While the problem of non-canonical churches, and how they rise and fall, shape and reform from each other, is a problem well known by Eastern Christians, Western Christians also have a similar problem. Many Catholics, for example, do something similar with the Pope. They send letters to the Pope, asking for his blessings; they seek audiences with him, hoping to have their picture taken with him. Whatever response they get they use to suggest that their ministry, their work is approved by the Pope, when, most likely, the Pope knows nothing of them or what they represent. Many so-called apologetic ministries, many culture warriors, indeed, many religious and priests, can be seen playing this charade (though, now, many of them play the game by saying they were approved by a former Pope, like St. John Paul II, in order to justify rebellion against the current Pope, Francis).
What connects the non-canonical Orthodox churches and various Catholics hostile to the Pope is that they like to use the authority and charism of others to justify themselves and pretend that they, too, have positions of power and authority. They do so for their own gain and not for the good of the church. This can be seen in the way they quickly turn to rebellion when they find their teachings are not supported by, or are outright rejected by, the church. They want to claim authority from the church and their connection with leaders in the church but also want to distance themselves from the church and say they have been given a special position in history to help protect the church from itself. They are unwilling to listen to the church: all they want is for the church to listen to them. But, if they can, they will use whatever they can get from the church itself in order to appear to be what they are not, that is, having a good relationship with the church. They want it both ways.
This is a problem with spirituality in general. It happens in all major religious traditions. Those who have an authentic charism, those who have an authentic religious experience and message attract attention, and many of those who come to them are those who would like to use them for their own gain. Wannabe kings want to have court prophets, after all.

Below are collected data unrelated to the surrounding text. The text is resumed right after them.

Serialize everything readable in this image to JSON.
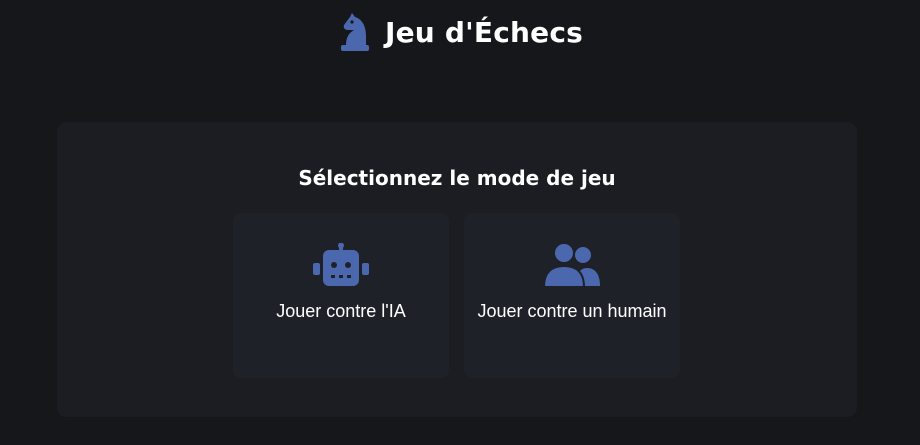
{
  "header": {
    "title": "Jeu d'Échecs",
    "logo_icon": "chess-knight-icon"
  },
  "mode_selection": {
    "heading": "Sélectionnez le mode de jeu",
    "options": [
      {
        "label": "Jouer contre l'IA",
        "icon": "robot-icon"
      },
      {
        "label": "Jouer contre un humain",
        "icon": "users-icon"
      }
    ]
  },
  "colors": {
    "background": "#16171b",
    "panel": "#1b1d23",
    "card": "#1f2129",
    "accent": "#4b67ad",
    "text": "#ffffff"
  }
}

Many of the Desert Fathers understood this problem. Abba Theodore of Pherme, for example, would often not speak a word to those who came to him. He wanted to make sure they were humble, not looking to glorify themselves:
A brother came to Abba Theodore and spent three days begging him to say a word to him without getting any reply. So he went away grieved. Then the old man’s disciple said to him, ‘Abba, why did you not say a word to him? See, he has gone away grieved.’ Then the old man said to him, ‘I did not speak to him, for he is a trafficker who seeks to glorify himself through the words of others.’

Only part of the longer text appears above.